Dataiku allows you to use large language models to summarize your data using a visual recipe named Summarize text. All you have to do is provide an input dataset to the LLM and ask the recipe to summarize the content of a specific column, in the language you set.

This tutorial guides you through all the steps necessary to use the summarization recipe.

Get started#

Objectives#

In this tutorial, you will:

  • Create and configure a Summarize text recipe to summarize the content of some articles.

  • Explore the output dataset.

Prerequisites#

To complete this tutorial, you’ll need:

  • A Dataiku instance (version 12.3 and above). Dataiku Cloud is compatible.

  • A connection to at least one supported generative AI model. Your administrator must configure them beforehand in the Administration panel > Connections > New connection > LLM Mesh.

    Supported model connections include models such as OpenAI, Hugging Face, Cohere, etc.

Create the project#

This tutorial uses a dataset of articles from the Dataiku Knowledge Base. We’ll work with a subset of 10 articles to reduce computation cost.

To create the project:

  1. From the Dataiku Design homepage, click + New Project > DSS tutorials > ML Practitioner > LLM - Summarization.

  2. From the project homepage, click Go to Flow (or g + f).

Note

You can also download the starter project from this website and import it as a zip file.

Create the summarization recipe#

The first step is to attach the summarization recipe to the input dataset. In this tutorial, the dataset we’ll use includes the URL and text of each knowledge base article.

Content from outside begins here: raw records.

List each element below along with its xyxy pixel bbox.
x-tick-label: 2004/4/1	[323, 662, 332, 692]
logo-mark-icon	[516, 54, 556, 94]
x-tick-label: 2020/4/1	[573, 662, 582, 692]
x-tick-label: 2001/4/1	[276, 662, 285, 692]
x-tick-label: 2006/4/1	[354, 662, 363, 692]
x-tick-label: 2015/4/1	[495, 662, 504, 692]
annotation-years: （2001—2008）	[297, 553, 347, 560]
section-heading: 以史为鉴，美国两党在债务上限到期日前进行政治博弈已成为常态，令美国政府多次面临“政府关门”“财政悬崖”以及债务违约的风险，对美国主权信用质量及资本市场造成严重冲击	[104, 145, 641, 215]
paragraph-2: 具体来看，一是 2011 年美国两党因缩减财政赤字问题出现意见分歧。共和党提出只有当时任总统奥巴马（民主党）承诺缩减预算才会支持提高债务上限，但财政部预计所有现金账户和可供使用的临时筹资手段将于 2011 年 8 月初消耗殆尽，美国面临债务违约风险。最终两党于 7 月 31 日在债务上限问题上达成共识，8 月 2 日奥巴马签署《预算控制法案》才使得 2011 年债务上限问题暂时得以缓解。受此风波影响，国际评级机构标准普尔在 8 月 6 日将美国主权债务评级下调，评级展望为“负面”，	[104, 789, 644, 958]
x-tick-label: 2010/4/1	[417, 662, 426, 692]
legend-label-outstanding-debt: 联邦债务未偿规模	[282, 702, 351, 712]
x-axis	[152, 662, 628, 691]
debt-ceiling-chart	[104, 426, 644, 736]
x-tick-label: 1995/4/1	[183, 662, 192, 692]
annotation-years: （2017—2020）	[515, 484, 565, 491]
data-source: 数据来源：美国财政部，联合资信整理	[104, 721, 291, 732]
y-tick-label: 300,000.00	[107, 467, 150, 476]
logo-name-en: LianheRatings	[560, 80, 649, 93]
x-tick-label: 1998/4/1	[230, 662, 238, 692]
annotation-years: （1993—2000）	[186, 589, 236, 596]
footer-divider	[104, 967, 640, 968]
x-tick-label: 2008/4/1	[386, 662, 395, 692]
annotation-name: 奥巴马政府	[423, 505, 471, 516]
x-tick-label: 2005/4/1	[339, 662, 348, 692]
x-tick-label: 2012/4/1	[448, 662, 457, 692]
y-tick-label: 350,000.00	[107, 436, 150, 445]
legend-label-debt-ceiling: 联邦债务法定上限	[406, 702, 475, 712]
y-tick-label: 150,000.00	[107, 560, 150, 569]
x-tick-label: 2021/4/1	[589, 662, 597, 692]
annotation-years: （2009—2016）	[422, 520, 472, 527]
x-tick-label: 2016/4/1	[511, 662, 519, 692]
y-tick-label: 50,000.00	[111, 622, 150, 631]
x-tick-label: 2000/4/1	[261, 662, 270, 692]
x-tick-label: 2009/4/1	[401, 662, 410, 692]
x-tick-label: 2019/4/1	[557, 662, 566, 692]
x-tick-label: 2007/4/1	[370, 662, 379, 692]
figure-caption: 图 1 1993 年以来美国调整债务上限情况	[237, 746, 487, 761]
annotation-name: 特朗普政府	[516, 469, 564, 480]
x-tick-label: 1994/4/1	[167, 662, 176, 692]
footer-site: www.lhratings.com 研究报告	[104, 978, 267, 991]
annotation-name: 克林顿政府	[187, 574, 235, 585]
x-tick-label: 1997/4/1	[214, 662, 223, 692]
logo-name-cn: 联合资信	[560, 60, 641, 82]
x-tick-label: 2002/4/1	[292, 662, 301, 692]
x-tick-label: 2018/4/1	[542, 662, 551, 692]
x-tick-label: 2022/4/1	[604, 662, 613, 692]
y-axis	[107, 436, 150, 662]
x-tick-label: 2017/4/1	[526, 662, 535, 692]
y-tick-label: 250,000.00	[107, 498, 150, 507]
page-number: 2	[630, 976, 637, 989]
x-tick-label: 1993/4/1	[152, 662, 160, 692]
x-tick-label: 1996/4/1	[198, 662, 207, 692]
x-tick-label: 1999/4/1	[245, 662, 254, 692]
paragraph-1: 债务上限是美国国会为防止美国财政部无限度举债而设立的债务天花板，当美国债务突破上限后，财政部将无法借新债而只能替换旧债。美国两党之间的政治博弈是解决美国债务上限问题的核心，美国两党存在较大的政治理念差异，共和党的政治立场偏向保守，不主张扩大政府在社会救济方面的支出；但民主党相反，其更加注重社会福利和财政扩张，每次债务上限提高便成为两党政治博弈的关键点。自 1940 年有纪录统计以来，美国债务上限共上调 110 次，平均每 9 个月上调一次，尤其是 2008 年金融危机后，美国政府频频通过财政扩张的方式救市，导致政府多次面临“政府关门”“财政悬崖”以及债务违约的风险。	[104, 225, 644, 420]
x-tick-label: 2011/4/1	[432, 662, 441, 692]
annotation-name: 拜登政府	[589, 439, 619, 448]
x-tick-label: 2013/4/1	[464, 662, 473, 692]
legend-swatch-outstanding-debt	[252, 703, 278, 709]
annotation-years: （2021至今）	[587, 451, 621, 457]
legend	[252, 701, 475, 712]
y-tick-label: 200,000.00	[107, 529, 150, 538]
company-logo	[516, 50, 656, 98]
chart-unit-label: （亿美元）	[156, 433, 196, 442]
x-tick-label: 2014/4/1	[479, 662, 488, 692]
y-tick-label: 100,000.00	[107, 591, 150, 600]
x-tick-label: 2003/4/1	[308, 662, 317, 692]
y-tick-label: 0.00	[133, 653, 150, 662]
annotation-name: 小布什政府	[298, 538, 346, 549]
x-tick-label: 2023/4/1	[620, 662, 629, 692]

Let’s use the Summarize text recipe to summarize the content of the cleaned_text column.

To do so:

  1. From the Flow, select the dataiku_knowledge_base_sample dataset and in the Actions tab, click Summarize text under the LLM Recipes section.

  2. In the New summarization recipe window, keep the selected input dataset and name the output dataset dataiku_knowledge_base_sample_summarized.

  3. Click Create Recipe. It opens the recipe settings page.

Configure the summarization recipe#

Now, let’s see how to configure the recipe.

  1. In the LLM option, select the connection to the large language model of your choice.

    Important

    If the list is empty, ask your administrator to create a connection for you (see the prerequisites above).

  2. In the Input column option, select cleaned_text, the column that contains the text of each article to summarize.

  3. Optionally, enter English in the Summary language field to specify the language in which the summary must be written. Note that you can only specify one language at a time.

Note

You can set a specific length of the summary. To do so:

  • Check the Set desired output length to display the length options.

  • Enter an integer in the Desired summary length field.

  • Select the length unit (words or sentences).

Run the recipe and explore the output#

Now that we’re all set, let’s run the recipe and explore the output dataset.

  1. Still in the recipe settings page, click Run.

  2. Once finished, click the Explore dataset dataiku_knowledge_base_sample_summarized link at the bottom of the page to open the output dataset.

Screenshot of the output dataset of the Summarize text recipe.

The recipe has added two columns to our input dataset:

  • summarized_text that includes the summary of each article.

  • llm_error_message that stores any error message.

What’s next?#

Congratulations! You have summarized the content of some long articles using the Summarize text recipe.

You can explore other LLM features such as the classification recipe to categorize your data into different classes.